Tuesday, November 5, 2013

Turkey Sausage and Vegetable Soup

I love hearty vegetable soups. As the weather gets colder, my craving for soup increases. Usually I cook soups in the crockpot so that the flavors can mix for hours, but my crockpot was in need of a good scrubbing and I didn't feel like cleaning it at the moment so I decided to cook this soup on the stove. Hope you all enjoy it.

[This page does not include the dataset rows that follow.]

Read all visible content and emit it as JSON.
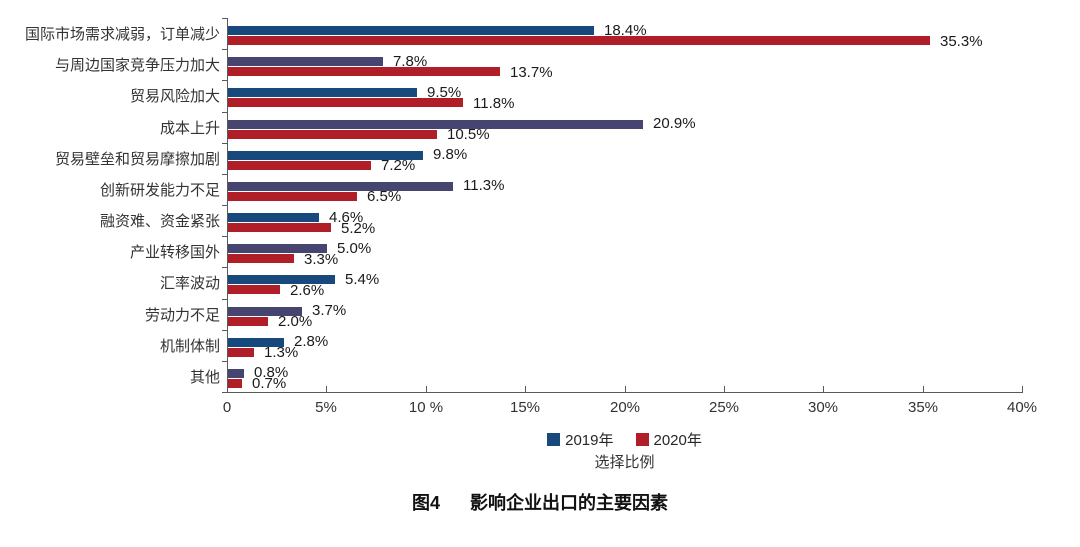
{
  "figure": {
    "caption_prefix": "图4",
    "caption_text": "影响企业出口的主要因素"
  },
  "chart_data": {
    "type": "bar",
    "orientation": "horizontal",
    "title": "图4 影响企业出口的主要因素",
    "xlabel": "选择比例",
    "ylabel": "",
    "xlim": [
      0,
      40
    ],
    "x_ticks": [
      "0",
      "5%",
      "10 %",
      "15%",
      "20%",
      "25%",
      "30%",
      "35%",
      "40%"
    ],
    "grid": false,
    "legend_position": "bottom-center",
    "categories": [
      "国际市场需求减弱，订单减少",
      "与周边国家竞争压力加大",
      "贸易风险加大",
      "成本上升",
      "贸易壁垒和贸易摩擦加剧",
      "创新研发能力不足",
      "融资难、资金紧张",
      "产业转移国外",
      "汇率波动",
      "劳动力不足",
      "机制体制",
      "其他"
    ],
    "series": [
      {
        "name": "2019年",
        "color": "#17497C",
        "color_alt": "#46456F",
        "values": [
          18.4,
          7.8,
          9.5,
          20.9,
          9.8,
          11.3,
          4.6,
          5.0,
          5.4,
          3.7,
          2.8,
          0.8
        ]
      },
      {
        "name": "2020年",
        "color": "#B01F27",
        "color_alt": "#B01F27",
        "values": [
          35.3,
          13.7,
          11.8,
          10.5,
          7.2,
          6.5,
          5.2,
          3.3,
          2.6,
          2.0,
          1.3,
          0.7
        ]
      }
    ],
    "legend": [
      {
        "label": "2019年",
        "color": "#17497C"
      },
      {
        "label": "2020年",
        "color": "#B01F27"
      }
    ],
    "value_label_format": "percent_one_decimal",
    "axis_color": "#595959"
  }
}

Turkey Sausage and Vegetable Soup
Ingredients

  • 2.4 oz onion, diced
  • 1 tsp extra virgin olive oil
  • 2 cloves garlic, pressed
  • 2 carrots, diced
  • 2 potatoes, diced
  • 6.5 oz celery, sliced
  • 8.4 oz butternut squash, cubed
  • 6 cups kale, coarsely chopped
  • 4 cups chicken broth
  •  1/2 tsp salt
  • 2 Italian sausage links with the meat removed from the packaging or bulk sausage meat equaling that amount
  • 6 leaves of fresh basil, finely chopped
Procedure

  1. In a large pot, pour in the extra virgin olive oil and cook the onion and garlic in it on medium to low heat.
  2. Add the carrots, potatoes, squash and celery to the pot when the onions begin to look translucent. Stir frequently to prevent burning.
  3. Add the sausage to the pot and cook until the sausage is no longer pink.
  4. Add the rest of the ingredients to the pot, turn the heat to high. Let the pot reach a boil and then turn the heat down to low heat and let the pot simmer for 30 minutes to an hour.